As an introvert, the idea of a "group" creates a bit of anxiety. On the other hand, once a person gets around others with the same interest, you wonder why you didn't do it sooner. In this stressful, frantic world we all lead, the idea of indulging in books, writing, fabrics, birdwatching, photography,wine tasting, travel or WHATEVER moves a person is what people are craving. So continuing to offer options for any creative endeavor is a priority and includes both group venues and individuals. The options are endless.

It would be great to meet with people of all ages in a "class" or whatever type of setting to join in a creative endeavor, a quest for knowledge, or just to expand the mind. It would be fun to combine all of the senses through music, art, books, a trip (real or imaginary). It would NOT have to be with people who are like-minded, variety of ideas would add another dimension. I like Aaron's "thread of interest, followed to another thread, constantly building" idea. Pottery or wood working could be good too.

More and more, my creative side is seeking to be expressed. Right now, it expresses itself in my garden. But I have felt the need to return to working with textiles and needlework arts.
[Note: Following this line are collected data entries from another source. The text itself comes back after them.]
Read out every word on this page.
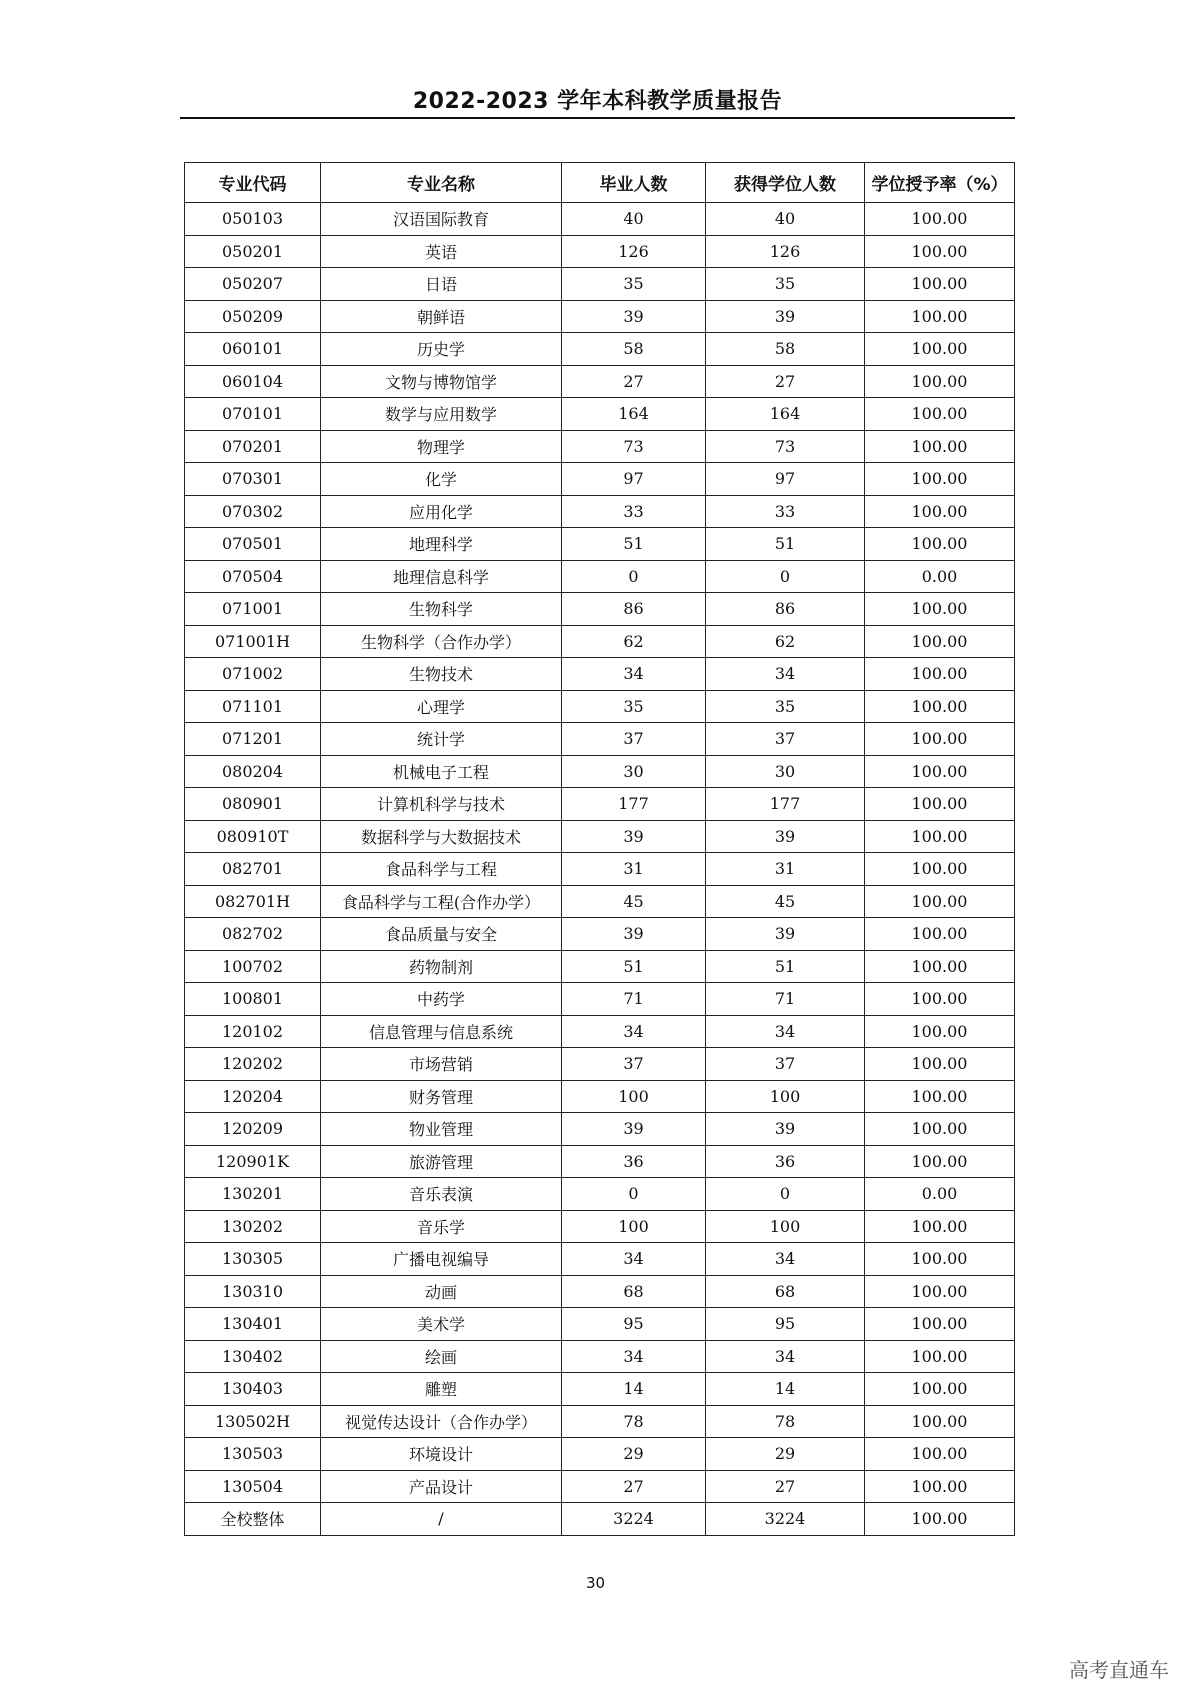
2022-2023 学年本科教学质量报告
专业代码	专业名称	毕业人数	获得学位人数	学位授予率（%）
050103	汉语国际教育	40	40	100.00
050201	英语	126	126	100.00
050207	日语	35	35	100.00
050209	朝鲜语	39	39	100.00
060101	历史学	58	58	100.00
060104	文物与博物馆学	27	27	100.00
070101	数学与应用数学	164	164	100.00
070201	物理学	73	73	100.00
070301	化学	97	97	100.00
070302	应用化学	33	33	100.00
070501	地理科学	51	51	100.00
070504	地理信息科学	0	0	0.00
071001	生物科学	86	86	100.00
071001H	生物科学（合作办学）	62	62	100.00
071002	生物技术	34	34	100.00
071101	心理学	35	35	100.00
071201	统计学	37	37	100.00
080204	机械电子工程	30	30	100.00
080901	计算机科学与技术	177	177	100.00
080910T	数据科学与大数据技术	39	39	100.00
082701	食品科学与工程	31	31	100.00
082701H	食品科学与工程(合作办学）	45	45	100.00
082702	食品质量与安全	39	39	100.00
100702	药物制剂	51	51	100.00
100801	中药学	71	71	100.00
120102	信息管理与信息系统	34	34	100.00
120202	市场营销	37	37	100.00
120204	财务管理	100	100	100.00
120209	物业管理	39	39	100.00
120901K	旅游管理	36	36	100.00
130201	音乐表演	0	0	0.00
130202	音乐学	100	100	100.00
130305	广播电视编导	34	34	100.00
130310	动画	68	68	100.00
130401	美术学	95	95	100.00
130402	绘画	34	34	100.00
130403	雕塑	14	14	100.00
130502H	视觉传达设计（合作办学）	78	78	100.00
130503	环境设计	29	29	100.00
130504	产品设计	27	27	100.00
全校整体	/	3224	3224	100.00
30
高考直通车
I've also wanted to learn new creative outlets: photography, painting, pottery, nature, learning new ideas, etc. Time & energy are the issues at this time in my life. I'm not sure how to resolve those issues right now. I would love to be part of a community and be exposed to new ideas and energy.

I want to share what I have learned about life--including my academic and creative abilities--with kids. My volunteer work in the public schools, assisting teachers K-6, and tutoring kids after school gives me a greate sense of belonging to the community. Why is it not easier for people like me to become active in teaching? Is it because we don't have a license to teach, because we haven't jumped through all the hoops to become a certified teacher? Then why does the U of MN not help us with such a career change? Schools and teachers need help, but my perception is that there are many obstacles for technical professionals to make a transition in order to help!

As my summer outlet for creativity, my garden, closes out I am looking for other options. I love doing collage, writing poetry, starting short stories, travel.

For me an open membership group that supported various interests and might spin off some smaller more narrow groups would be wonderful.

Scheduling would work best if it was regular (first Wednesday, second Thursday or similar). Meeting more than once a month so that if you can't make it one date you don't miss out. And giving the opportunity for more than once a month if you can do it.